L’étape d’hier avait beau n’avoir été ni très longue ni très escarpée, j’étais épuisé quand je suis arrivé à Mouans-Sartoux que je n’ai pas eu l’énergie de visiter. Dommage, car je me suis rendu compte ce matin en en repartant que cette petite ville devait être un endroit où il fait bon vivre, dynamique sans être submergée par les touristes. J’avais fait un tour au château et à « l’Espace de l’Art Concret » où se trouvait la mosaïque du jour mais avait ensuite immédiatement gagné ma chambre, écrit mon billet du soir et dîné sur le pouce avant de tomber dans les bras de Morphée.

Du coup je me suis réveillé ce matin dans une forme du tonnerre et j’ai un peu rattrapé ma flemme d’hier en faisant, avant de la quitter, le tour de la commune et des nombreuses œuvres de street-art qui parsèment ses rues.

J’ai ensuite repris pour quelques kilomètres la Via Aurelia déjà suivie hier sur la plus grande partie de mon chemin depuis Mandelieu-la-Napoule et bien des fois par le passé. Cette ancienne voie romaine reliait initialement Rome à Luna, en Ligurie, avant d’être prolongée en Gaule et jusqu’à l’Espagne. Je l’ai empruntée en de multiples occasions sur des portions souvent très éloignées les unes des autres et, en fait, je crois bien avoir marché sur ses chemins au moins une fois au cours de toutes mes « longues promenades » depuis 2020 !

Aujourd’hui je l’ai quittée peu avant d’arriver à Mougins où je comptais suivre un peu les traces de Picasso mais ce n’était pas le bon jour : le village était envahi par des milliers de touristes, des dizaines de tentes et de barnums y étaient installées et c’était une cacophonie de musiques et d’annonces enjouées vantant les mérites de produits de bouche ou de diverses sociétés à l’occasion du « 15ème Festival international de la Gastronomie&nbsl;– Les Étoiles de Mougins ». Je me suis enfui à toutes jambes.

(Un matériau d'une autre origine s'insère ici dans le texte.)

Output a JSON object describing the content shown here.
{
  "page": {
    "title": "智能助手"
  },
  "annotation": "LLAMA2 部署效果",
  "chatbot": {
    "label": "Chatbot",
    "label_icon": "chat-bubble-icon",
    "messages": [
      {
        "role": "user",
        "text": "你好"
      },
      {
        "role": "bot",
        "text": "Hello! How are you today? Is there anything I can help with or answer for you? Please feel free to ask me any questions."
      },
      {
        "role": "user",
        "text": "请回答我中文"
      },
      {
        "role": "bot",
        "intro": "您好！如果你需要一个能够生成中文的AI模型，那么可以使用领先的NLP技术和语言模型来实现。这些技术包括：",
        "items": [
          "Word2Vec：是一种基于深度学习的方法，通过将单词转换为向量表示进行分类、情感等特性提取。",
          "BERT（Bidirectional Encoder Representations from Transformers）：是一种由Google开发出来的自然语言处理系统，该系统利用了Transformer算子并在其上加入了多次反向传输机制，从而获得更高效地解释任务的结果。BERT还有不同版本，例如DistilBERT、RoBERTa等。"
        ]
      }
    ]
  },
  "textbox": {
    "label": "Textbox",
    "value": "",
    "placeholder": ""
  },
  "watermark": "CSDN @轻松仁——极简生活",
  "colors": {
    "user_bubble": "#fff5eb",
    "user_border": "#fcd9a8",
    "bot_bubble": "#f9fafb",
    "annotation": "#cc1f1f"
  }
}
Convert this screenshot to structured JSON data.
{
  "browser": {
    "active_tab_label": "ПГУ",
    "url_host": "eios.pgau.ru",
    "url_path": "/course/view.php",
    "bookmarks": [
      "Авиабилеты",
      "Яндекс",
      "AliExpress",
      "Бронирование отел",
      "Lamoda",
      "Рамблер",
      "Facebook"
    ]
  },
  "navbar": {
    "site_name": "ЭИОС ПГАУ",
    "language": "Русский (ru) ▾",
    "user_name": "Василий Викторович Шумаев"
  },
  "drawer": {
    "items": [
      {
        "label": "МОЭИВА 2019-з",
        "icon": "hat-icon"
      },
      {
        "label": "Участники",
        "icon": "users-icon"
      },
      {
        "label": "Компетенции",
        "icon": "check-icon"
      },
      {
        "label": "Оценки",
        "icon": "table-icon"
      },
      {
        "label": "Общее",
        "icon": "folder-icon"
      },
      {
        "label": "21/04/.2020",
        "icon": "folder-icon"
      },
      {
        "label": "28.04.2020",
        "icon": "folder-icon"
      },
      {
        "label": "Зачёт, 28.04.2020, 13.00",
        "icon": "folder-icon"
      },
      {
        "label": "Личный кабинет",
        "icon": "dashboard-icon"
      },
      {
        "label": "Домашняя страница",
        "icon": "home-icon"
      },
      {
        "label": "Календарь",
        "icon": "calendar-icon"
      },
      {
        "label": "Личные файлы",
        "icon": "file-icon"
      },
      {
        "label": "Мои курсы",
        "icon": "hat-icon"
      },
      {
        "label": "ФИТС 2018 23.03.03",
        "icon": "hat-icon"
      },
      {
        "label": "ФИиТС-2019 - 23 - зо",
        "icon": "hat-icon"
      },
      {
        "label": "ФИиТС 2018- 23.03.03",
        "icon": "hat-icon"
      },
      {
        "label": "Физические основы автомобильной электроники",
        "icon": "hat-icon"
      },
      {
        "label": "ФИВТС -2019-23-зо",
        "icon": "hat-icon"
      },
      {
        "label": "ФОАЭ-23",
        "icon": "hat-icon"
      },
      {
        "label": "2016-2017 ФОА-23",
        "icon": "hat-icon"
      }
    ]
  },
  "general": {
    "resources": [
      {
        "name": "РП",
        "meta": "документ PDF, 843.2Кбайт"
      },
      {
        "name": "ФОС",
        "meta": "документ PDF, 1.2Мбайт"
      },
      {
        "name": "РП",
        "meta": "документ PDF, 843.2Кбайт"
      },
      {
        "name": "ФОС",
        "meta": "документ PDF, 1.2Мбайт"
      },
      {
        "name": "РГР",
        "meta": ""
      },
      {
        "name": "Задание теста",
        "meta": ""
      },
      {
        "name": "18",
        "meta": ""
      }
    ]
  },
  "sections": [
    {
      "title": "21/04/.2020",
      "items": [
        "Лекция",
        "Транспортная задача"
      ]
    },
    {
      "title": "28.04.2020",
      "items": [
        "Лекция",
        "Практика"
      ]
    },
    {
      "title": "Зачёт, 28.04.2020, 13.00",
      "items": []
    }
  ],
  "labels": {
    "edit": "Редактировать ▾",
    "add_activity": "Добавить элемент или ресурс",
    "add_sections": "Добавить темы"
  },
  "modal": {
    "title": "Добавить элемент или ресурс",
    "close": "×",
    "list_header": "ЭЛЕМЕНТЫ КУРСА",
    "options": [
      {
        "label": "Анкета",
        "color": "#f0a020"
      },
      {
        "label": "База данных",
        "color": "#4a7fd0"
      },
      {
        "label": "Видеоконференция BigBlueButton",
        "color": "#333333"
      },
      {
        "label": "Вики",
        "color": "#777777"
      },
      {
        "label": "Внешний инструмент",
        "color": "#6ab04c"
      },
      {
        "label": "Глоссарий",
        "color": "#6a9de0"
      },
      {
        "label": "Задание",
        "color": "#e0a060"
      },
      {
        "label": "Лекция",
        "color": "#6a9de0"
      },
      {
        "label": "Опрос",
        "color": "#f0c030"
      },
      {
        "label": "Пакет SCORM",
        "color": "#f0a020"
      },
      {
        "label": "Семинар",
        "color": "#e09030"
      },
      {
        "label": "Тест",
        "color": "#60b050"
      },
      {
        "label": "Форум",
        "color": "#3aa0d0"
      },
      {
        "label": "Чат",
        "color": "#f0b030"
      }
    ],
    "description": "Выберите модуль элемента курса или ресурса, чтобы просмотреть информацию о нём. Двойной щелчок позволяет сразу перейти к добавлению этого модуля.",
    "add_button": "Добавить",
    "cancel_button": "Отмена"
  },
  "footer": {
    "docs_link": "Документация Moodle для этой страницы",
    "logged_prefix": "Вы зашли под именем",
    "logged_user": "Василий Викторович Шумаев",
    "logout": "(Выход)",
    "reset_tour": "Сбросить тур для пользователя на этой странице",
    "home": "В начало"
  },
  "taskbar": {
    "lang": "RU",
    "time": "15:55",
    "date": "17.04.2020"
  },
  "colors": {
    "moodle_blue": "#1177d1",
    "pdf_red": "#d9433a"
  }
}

Quelques heures plus tard, j’étais à Cannes où la foule était à peine moins dense mais où il y a la mer et beaucoup d’espace. Qui se plaindrait de « devoir » arpenter la Croisette sous le grand soleil de cette mi-septembre ?

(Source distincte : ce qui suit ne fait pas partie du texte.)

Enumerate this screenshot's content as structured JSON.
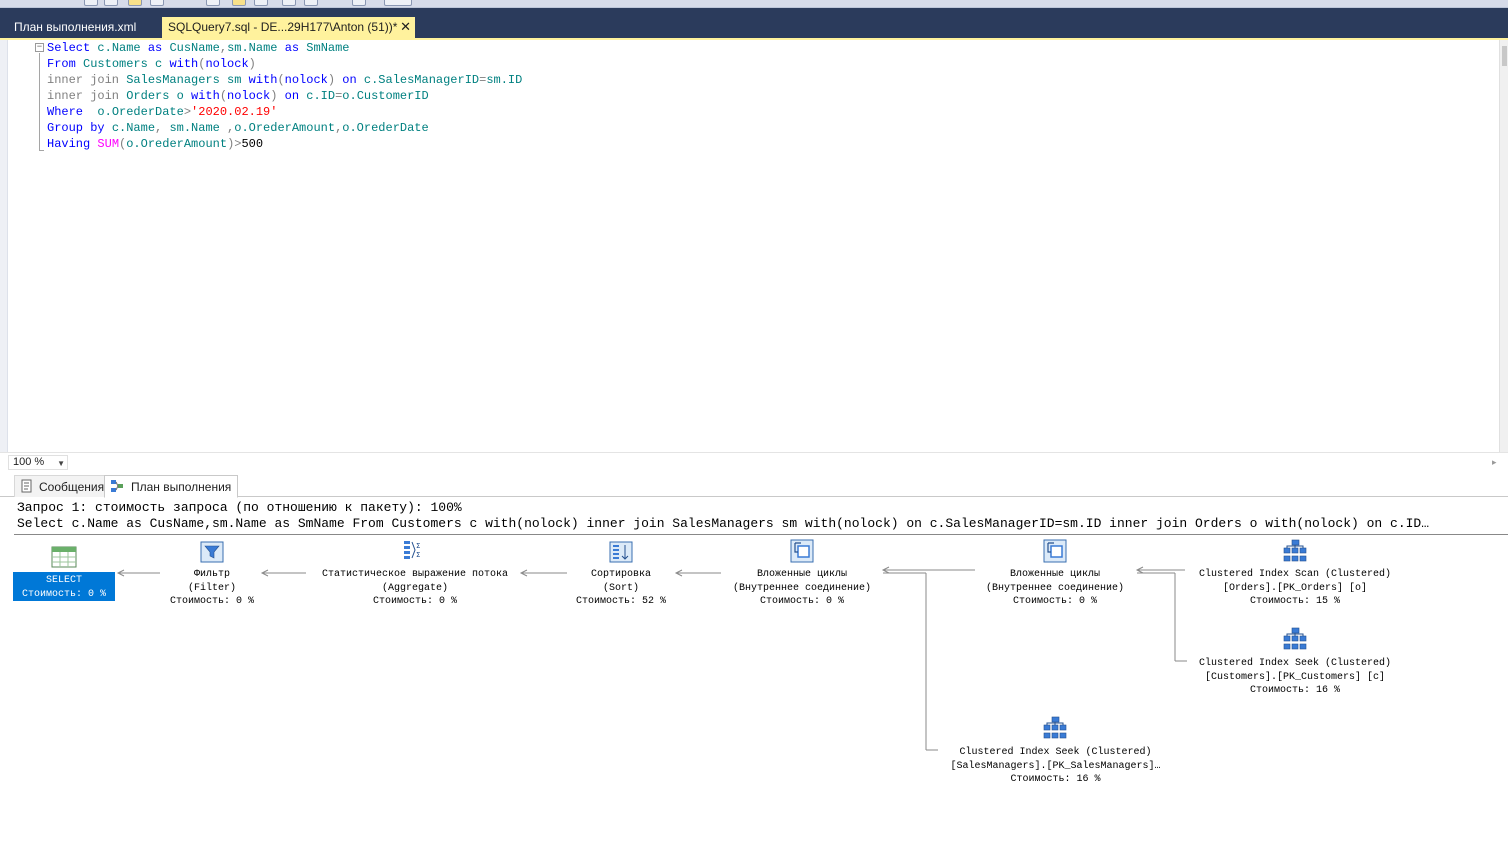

De Mandelieu-la-Napoule à Mouans-Sartoux

Sur la Côte d’Azur [Étape n°10]


Sur le chemin vers Mouans-Sartoux.

Javais réservé hier une chambre dans un de ces hôtels sans âme et à bas prix situés sur une aire commerciale, celle-ci au nord de Mandelieu-la-Napoule. Aussi étonnant que cela puisse paraître, ce fut un bon choix qui m’a permis de ne pas faire un détour pour passer ce matin dans un grand magasin de « distribution de produits culturels » et y racheter enfin le feutre noir waterproof que je cherchais sans succès depuis trois jours dans toutes les supérettes et papeteries croisées en chemin. Le précédent m’avait laissé en plan au beau milieu d’un dessin – a-t-on idée d’emporter du matériel en bout de course, aussi.

C’est donc alourdi de quelques grammes mais le cœur plus léger que je me suis éloigné de la côte pour me diriger vers l’arrière-pays cannois. Sans surprise les paysages ont été bien différents de ceux des jours précédents. Une fois éloigné des zones urbanisées, j’ai retrouvé des chemins poussiéreux passant entre les champs, parmi les serres (on récolte les aubergines en ce moment) ou dans les bois. Il a fait beau et assez chaud, avec heureusement beaucoup d’ombre. De temps à autre une petite chapelle ou un autel à la Vierge guidait le voyageur vers la sécurité du prochain abri.

Voilà. c’est tout. Il y a des soirs où même en cherchant bien on ne trouve rien de notable, rien qui justifie d’en faire le récit. En somme, les journées heureuses n’ont pas d’histoire, et ce fut une excellente journée. Je l’ai finie très fatigué mais content. Pierre Desproges, un jour de panne d’inspiration, à réussi jadis à faire rire son public en lui lisant sa dernière quittance de gaz. Je n’ai pas son talent (et d’ailleurs, je n’ai pas le gaz non plus), ce sera donc tout pour aujourd’hui.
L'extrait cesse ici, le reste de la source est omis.